Orange County will be under curfew from 11 p.m. to 5 a.m. until further notice, Orange County Mayor Jerry L. Demings announced Friday.
The curfew is effective immediately and includes UCF and all of Orange County, according to an Orange County emergency executive order.
"We are doing the best we can to control the spread of the COVID-19 virus throughout our community," Demings said.
22 cases of the coronavirus have been confirmed in Orange County as of Friday, 19 of which are Orange County residents, Demings said.
All pedestrian and vehicle movement is prohibited between 11 p.m. and 5 a.m. every night, according to the executive order. The curfew will continue until the order is terminated, Demings said.
The Orange County Sheriff's Office will be enforcing curfew, Demings said. Anyone who is found not obeying will be subject to arrest for up to 60 days, according to the executive order. This includes fines of up to $500.

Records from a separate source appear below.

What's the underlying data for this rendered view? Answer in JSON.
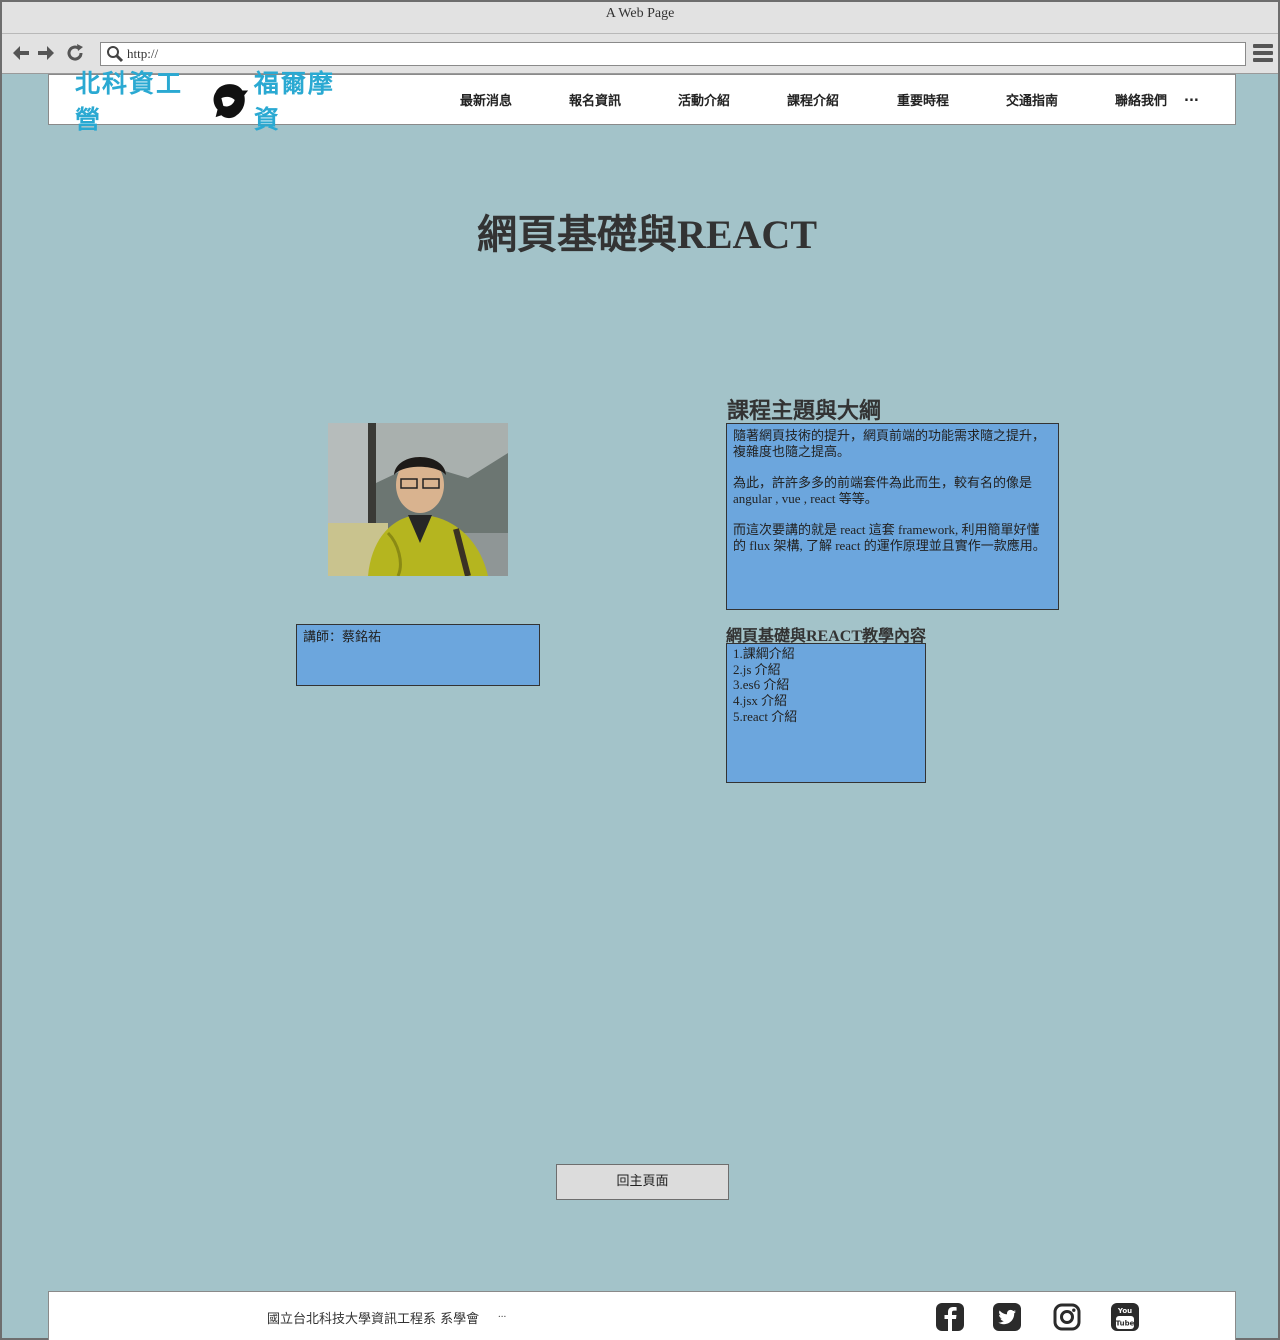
{
  "browser": {
    "title": "A Web Page",
    "url": "http://"
  },
  "header": {
    "logo_left": "北科資工營",
    "logo_right": "福爾摩資",
    "nav": [
      "最新消息",
      "報名資訊",
      "活動介紹",
      "課程介紹",
      "重要時程",
      "交通指南",
      "聯絡我們"
    ],
    "nav_more": "..."
  },
  "main": {
    "page_title": "網頁基礎與REACT",
    "instructor": "講師：蔡銘祐",
    "syllabus_title": "課程主題與大綱",
    "syllabus_paragraphs": [
      "隨著網頁技術的提升，網頁前端的功能需求隨之提升，複雜度也隨之提高。",
      "為此，許許多多的前端套件為此而生，較有名的像是 angular , vue , react 等等。",
      "而這次要講的就是 react 這套 framework, 利用簡單好懂的 flux 架構, 了解 react 的運作原理並且實作一款應用。"
    ],
    "content_title": "網頁基礎與REACT教學內容",
    "content_items": [
      "1.課綱介紹",
      "2.js 介紹",
      "3.es6 介紹",
      "4.jsx 介紹",
      "5.react 介紹"
    ],
    "back_button": "回主頁面"
  },
  "footer": {
    "text": "國立台北科技大學資訊工程系 系學會",
    "more": "...",
    "social_icons": [
      "facebook-icon",
      "twitter-icon",
      "instagram-icon",
      "youtube-icon"
    ],
    "youtube_label": "You Tube"
  },
  "colors": {
    "page_background": "#a3c3c9",
    "box_fill": "#6ca6dd",
    "logo_text": "#2aa9d2"
  }
}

The order excludes all police, emergency personnel, medical patients, utility repair, and state and local government employees providing services. It also excludes people traveling to and from work.
Some students feel like the curfew is over-the-top.
"I thought it sounded extreme," junior education major Samantha Steiner said. "It's kind of like martial law. Students normally see curfews during hurricane season."
While some students felt like the curfew is too much, others understood why it was put in place.
"I've never been a fan of the government taking power like that, but you could argue that it is necessary," sophomore mechanical engineering major Adam Mohamed said. "COVID-19 needs to be taken seriously."
UCF has one confirmed case of COVID-19, said Dr. Michael Deichan, the associate vice president of UCF Student Health Services.
Steiner said she is convinced that several other students have the coronavirus but didn't know due to the lack of medical treatment or knowledge available.
"I say treat everyone as if they're infected and go about your daily life as if you're interacting with infected people," Mohamed said. "Just because one person was infected doesn't change how we act."